Patients and their parents and children and grandchildren have moved in and out of this world, too, inextricably woven into the fabric of my life. Sadly, a few may have been hurt by lapses in judgment or the arrogance of youthful physician pride and overconfidence. But, at the end of the day, most were helped. I was fortunate to be recognized as a “doctor’s doctor” early on and, though there was no attendant reward other than the respect of peers, that was a sufficiently gratifying laurel to carry.

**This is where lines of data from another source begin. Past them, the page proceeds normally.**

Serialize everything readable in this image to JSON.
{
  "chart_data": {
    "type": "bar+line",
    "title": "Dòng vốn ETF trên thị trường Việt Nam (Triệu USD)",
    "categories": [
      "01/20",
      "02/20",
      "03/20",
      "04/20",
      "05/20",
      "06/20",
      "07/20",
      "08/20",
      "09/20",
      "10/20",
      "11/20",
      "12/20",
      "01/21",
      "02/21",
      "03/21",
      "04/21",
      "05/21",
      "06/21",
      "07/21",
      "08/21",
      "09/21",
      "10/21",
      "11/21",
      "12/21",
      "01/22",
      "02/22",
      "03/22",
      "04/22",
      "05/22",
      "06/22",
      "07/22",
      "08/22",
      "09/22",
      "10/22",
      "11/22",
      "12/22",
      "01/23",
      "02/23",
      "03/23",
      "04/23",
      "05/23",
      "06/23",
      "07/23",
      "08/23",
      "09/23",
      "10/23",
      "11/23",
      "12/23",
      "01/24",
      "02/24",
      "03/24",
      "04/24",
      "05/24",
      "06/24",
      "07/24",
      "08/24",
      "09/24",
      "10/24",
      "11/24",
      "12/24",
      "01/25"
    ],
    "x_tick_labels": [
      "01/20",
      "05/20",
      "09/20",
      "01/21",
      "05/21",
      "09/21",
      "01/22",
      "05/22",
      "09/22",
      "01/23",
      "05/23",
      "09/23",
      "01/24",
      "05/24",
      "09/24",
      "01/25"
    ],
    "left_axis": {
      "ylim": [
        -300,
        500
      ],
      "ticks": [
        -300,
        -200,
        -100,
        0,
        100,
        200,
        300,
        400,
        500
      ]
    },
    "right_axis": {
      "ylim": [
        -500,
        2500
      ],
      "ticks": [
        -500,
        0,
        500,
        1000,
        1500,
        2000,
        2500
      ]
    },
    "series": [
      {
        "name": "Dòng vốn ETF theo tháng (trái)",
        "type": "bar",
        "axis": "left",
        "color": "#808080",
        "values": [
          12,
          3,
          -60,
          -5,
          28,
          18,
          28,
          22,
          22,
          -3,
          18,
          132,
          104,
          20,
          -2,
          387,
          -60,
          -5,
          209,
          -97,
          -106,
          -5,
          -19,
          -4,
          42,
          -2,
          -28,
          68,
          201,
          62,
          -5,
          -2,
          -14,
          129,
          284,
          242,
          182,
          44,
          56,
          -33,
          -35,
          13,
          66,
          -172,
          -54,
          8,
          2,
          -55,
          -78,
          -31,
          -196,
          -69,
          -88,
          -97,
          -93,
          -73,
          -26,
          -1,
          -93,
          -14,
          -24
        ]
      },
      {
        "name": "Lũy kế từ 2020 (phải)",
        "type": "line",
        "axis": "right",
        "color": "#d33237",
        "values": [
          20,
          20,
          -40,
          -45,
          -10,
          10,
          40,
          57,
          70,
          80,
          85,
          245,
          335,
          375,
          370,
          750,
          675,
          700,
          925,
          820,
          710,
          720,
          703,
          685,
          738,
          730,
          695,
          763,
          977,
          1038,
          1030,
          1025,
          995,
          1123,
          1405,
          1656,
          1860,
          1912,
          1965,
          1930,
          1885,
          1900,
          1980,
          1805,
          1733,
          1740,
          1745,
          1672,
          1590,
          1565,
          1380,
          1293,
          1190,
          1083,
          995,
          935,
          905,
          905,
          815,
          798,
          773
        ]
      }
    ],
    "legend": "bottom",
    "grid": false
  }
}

As in any human story, joy and pain, love and sorrow, have marked these same years. The Millstone of Time has also worn away foolish aspirations and vainglorious pretensions. There is no one left to impress, no accolades to seek, no rank to which to aspire. Consequently, I feel freed to offer some end-of-life reflections on my profession and career.

Any thinking American knows that there is something terribly wrong with the health care system in this country. Throughout my career, the political ruling elite has been enacting piecemeal a version of “universal” healthcare coverage to satisfy the demands of an increasingly vocal, but also increasingly disenfranchised citizenry. Our overlords, of course, have been more motivated by enhancing corporate bottom lines and enriching themselves, than in genuinely helping the peasantry.